А часа через полтора к нам подъехал отец. На мотоцикле, в кожаных штанах, в той же фланелевой майке. Мотоцикл он оставил на площади и поднялся к нам на холм, на остановку, пешком. Я заметил его издалека, поэтому встал и стал готовиться… Понял, что Света тоже заметила, но продолжала сидеть. Сергей Сергеевич начал по-военному, в лоб. Говорил, обращаясь к дочери, на меня не смотрел. Сказал, что можем оставаться, что он погорячился, что через три часа он уезжает за «матерью и Людкой» (Люда – средняя сестра, между Светой и Анжелой), и, что будут они все вместе дня через три. На прощание пожал мне руку и уехал. Прощаясь, я впервые близко увидел его глаза – в них были вина и страх за дочь. И ещё они были голубые-голубые, как у Светки. Хороший он мужик, в конце концов.

– Ну, что, останешься? – голос равнодушный, глаза к горизонту.

– Если ты хочешь.

– Тогда пошли купаться, – Боже, как она мгновенно изменилась! По-прежнему не смотрит на меня, но глаза, улыбка… Вскочила, схватила за руку и потащила к реке.
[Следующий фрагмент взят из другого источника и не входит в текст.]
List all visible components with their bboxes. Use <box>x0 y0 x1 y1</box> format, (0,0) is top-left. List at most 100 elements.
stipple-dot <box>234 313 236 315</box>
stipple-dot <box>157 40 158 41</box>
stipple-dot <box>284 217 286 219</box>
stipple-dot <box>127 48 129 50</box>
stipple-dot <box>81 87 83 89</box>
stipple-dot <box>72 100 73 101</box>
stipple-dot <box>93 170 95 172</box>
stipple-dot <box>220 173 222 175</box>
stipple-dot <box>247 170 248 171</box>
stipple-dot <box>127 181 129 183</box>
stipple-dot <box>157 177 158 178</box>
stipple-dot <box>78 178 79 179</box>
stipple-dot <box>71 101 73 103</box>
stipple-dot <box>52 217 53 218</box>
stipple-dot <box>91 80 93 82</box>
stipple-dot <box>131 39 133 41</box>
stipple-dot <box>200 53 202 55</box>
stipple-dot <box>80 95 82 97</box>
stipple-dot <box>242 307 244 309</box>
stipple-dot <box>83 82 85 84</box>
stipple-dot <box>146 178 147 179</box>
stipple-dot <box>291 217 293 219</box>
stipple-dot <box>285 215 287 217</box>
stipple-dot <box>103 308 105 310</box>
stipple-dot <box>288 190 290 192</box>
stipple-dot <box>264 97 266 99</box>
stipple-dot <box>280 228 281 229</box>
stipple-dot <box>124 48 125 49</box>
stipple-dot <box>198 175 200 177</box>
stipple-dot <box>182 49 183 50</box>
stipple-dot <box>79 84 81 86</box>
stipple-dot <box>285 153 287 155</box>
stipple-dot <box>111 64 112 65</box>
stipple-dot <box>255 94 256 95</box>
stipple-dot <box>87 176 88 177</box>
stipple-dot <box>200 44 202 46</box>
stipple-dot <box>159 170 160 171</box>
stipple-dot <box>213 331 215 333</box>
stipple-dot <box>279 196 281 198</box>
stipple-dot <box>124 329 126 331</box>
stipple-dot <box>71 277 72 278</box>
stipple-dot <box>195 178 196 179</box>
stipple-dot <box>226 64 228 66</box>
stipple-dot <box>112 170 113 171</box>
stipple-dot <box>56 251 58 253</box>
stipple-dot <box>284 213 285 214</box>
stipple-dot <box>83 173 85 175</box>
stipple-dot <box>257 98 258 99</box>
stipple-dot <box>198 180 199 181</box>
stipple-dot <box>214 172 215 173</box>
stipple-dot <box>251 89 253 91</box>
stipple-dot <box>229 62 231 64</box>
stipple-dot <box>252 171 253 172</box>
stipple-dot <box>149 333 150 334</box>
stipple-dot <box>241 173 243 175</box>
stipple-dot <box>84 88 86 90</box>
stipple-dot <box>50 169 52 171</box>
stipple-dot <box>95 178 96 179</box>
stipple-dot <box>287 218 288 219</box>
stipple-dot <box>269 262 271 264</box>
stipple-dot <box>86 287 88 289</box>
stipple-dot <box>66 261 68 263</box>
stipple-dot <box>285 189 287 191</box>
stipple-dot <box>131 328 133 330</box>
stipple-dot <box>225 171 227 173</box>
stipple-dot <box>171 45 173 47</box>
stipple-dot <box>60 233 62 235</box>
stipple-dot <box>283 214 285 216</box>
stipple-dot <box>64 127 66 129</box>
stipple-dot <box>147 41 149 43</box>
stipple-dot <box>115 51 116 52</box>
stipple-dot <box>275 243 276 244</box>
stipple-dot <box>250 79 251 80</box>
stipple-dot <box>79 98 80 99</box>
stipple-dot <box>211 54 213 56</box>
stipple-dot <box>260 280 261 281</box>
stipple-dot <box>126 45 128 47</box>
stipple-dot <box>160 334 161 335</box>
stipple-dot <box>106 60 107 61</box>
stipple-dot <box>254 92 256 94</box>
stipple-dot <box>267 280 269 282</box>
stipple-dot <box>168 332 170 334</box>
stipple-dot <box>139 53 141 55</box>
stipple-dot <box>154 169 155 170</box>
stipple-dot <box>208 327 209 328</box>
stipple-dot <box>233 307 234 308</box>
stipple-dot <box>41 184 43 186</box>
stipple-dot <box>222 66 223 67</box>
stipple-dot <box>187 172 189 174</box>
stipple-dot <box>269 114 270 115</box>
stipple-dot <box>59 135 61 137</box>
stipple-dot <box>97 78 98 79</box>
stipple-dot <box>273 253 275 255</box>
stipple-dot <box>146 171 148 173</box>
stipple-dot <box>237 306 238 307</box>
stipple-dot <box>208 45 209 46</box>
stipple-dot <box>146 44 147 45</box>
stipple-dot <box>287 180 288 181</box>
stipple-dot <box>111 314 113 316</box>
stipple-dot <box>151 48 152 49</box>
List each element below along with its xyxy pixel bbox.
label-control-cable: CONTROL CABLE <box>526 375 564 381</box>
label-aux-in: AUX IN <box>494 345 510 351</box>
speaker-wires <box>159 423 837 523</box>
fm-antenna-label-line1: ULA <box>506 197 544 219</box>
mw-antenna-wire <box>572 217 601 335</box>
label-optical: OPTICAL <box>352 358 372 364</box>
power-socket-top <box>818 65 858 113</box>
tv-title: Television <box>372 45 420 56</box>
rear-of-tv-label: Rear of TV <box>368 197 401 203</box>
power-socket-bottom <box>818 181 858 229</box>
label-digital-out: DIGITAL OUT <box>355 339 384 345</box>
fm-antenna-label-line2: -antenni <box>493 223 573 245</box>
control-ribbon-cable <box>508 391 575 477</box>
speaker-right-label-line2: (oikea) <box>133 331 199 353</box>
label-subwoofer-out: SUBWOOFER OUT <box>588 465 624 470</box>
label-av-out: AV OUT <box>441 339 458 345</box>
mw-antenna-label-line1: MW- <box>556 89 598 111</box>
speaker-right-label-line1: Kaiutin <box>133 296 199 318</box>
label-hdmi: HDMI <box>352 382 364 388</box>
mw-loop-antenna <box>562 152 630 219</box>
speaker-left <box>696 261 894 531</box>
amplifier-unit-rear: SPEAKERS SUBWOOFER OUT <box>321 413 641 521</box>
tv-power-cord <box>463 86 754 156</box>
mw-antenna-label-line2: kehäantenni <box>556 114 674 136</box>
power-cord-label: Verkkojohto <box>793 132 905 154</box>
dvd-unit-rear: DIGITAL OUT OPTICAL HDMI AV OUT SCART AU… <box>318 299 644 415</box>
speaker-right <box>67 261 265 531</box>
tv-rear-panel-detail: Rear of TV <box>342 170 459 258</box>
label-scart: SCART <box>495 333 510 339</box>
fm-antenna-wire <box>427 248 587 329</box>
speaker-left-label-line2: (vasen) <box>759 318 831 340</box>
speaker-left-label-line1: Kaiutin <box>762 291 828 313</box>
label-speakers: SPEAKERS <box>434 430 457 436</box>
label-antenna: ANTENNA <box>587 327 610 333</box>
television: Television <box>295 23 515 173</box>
Вода вечером теплющая. Солнце золотое, мягкое. Тени длинные, красивые. Пыль у реки становится влажной и бархатной – очень приятно идти босиком. По дороге мы вдруг поняли, что ни я, ни она не имеем купальных принадлежностей.

– А мы так… Я тебе сейчас такое место покажу!

Её место было действительно чудесным, но на том берегу купались пьяные мужики. Все, видимо, после работы. Четверо, уже мокрые, расположились кружком, вмяв в свои рыхлые тела прибрежную гальку, и глушили ежедневную порцию «керосина». Пятый явно подошёл позже и сейчас готовился к омовению. Он уже был чуть пьян, с бронзовой шеей и чёрными по локоть руками – это от загара, остальное тело было белым и дряблым, как у варёной лягушки. Вокруг его худосочных бёдрышек свободно развевались чёрные сатиновые трусы. Он, этот пятый, что-то победно закричал, разбежался и плюхнулся в воду. Вынырнул, завизжал, высморкался и стал, точно пушкинский Балда, «мутить и морщить» всю реку. С берега закричали:

– Мишань, сфотографируй нас!..

Мишаня нырнул и в момент погружения скинул трусы, засветив свою белую задницу. Раздался дружный здоровый смех.

– Ещё раз, ещё раз, не получилось!

Так повторялось несколько раз. Потом Миша то ли устал, то ли вдруг нас застеснялся, но в очередной раз дельфинью траекторию прочертили его замечательные сатиновые трусы.

– Ну, это не то, Миш… Эта… Ты с объектива крышку не снял!

Под гомерический хохот, худой и мокрый, сморкаясь и харкая, в замечательно-огромных облипших трусах Миша полез на берег за своей порцией «уиски».